Even the ceremonies, both indoors, in the chambers of St James’s Palace, and outdoors, before the London Exchange, devoted to the proclamation of the new King must have cost something. But that will be peanuts to the cost expected to be incurred for the coronation of King Charles III.

The elaborate embroidery of the predominantly red and yellow livery, a special uniform worn by guards, servants, officials, or members of a City Company, quite a sight to behold, must have taken painstaking and expensive efforts to achieve.

The international media devoted a considerable amount of film footage, air time, data and inches of newspaper space to run the stories, commentaries and analyses about the life, times and death of Queen Elizabeth II.

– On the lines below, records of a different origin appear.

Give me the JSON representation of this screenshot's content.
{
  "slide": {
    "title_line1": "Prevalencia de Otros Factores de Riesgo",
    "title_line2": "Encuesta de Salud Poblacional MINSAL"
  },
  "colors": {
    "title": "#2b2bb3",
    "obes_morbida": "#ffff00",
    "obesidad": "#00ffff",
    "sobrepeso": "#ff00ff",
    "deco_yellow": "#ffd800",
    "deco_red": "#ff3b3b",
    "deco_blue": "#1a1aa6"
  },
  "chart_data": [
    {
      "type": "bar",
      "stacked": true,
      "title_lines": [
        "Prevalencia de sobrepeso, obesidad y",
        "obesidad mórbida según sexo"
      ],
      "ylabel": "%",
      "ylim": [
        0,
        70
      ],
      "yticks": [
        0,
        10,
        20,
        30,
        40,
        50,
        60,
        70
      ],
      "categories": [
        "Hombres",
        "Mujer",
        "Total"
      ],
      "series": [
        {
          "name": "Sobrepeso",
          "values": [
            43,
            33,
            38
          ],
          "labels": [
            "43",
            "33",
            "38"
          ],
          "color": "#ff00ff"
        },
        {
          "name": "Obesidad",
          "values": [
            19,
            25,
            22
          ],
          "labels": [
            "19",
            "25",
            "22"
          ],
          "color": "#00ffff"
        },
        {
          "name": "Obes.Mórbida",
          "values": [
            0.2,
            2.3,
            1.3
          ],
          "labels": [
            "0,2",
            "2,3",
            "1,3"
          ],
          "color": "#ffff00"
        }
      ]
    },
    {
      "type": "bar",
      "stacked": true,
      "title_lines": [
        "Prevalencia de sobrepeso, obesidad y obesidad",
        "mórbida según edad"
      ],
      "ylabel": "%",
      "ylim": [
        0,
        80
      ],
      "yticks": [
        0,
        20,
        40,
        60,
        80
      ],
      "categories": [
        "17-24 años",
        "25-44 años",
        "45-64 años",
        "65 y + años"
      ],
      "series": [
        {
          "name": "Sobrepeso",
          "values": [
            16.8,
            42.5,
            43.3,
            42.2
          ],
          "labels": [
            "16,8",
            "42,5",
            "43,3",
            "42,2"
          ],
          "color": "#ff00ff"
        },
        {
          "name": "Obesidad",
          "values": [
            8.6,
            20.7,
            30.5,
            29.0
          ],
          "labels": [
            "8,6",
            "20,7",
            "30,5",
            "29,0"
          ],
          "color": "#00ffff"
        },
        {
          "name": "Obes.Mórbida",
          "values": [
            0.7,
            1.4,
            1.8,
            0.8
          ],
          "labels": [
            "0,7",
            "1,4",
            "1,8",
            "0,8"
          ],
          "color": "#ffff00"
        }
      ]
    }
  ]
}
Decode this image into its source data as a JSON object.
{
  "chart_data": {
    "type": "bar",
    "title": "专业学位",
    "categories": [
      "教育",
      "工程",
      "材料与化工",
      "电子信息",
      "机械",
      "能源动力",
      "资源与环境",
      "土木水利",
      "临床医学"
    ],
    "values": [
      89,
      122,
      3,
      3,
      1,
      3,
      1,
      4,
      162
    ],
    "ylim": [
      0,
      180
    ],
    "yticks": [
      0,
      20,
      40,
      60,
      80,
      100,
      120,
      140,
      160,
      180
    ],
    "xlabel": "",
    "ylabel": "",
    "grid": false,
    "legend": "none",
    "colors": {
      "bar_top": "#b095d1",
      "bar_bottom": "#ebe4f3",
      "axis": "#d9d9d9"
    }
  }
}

Imagine the amount of advertising revenue that the media may have lost to carrying the stories about her death and funeral. Add this to the cost of logistics incurred by the media houses while trying to cover and report the stories.

Ahead of the Queen’s 70th Coronation Anniversary, early 2022, radical anti-monarchists, with the apt name, “Republic,” raised £43,000 through crown funding to print and display the slogan, “Make Elizabeth the Last,” on a billboard.

The Republic claims that the monarchy costs Britain £102.4 million annually. This probably balloons to £345 million when you consider revenues lost to the exchequer from two duchies, some taxation, and costs of providing security for the Royal Family.

Republic’s Chief Executive, Graham Smith, complained that “Seventy years of one person being Head of State is not a great idea. It is not healthy for democracy and… we need to start thinking about what’s going to happen next.”

After the death of Queen Elizabeth, The Young Communists League of Great Britain, demanded: “the immediate abolition of the monarchy and its replacement with a democratically elected head of state.”

Polls say 61 per cent of British citizens support the monarchy, but 31 per cent prefer an elected Head of State. Northern Ireland may soon conduct a referendum to leave the United Kingdom, so that only Great Britain, with England, Scotland and Wales, will remain.

Perhaps the most significant development from the Queen’s death is that Britain’s National Anthem changes to “God save the King!”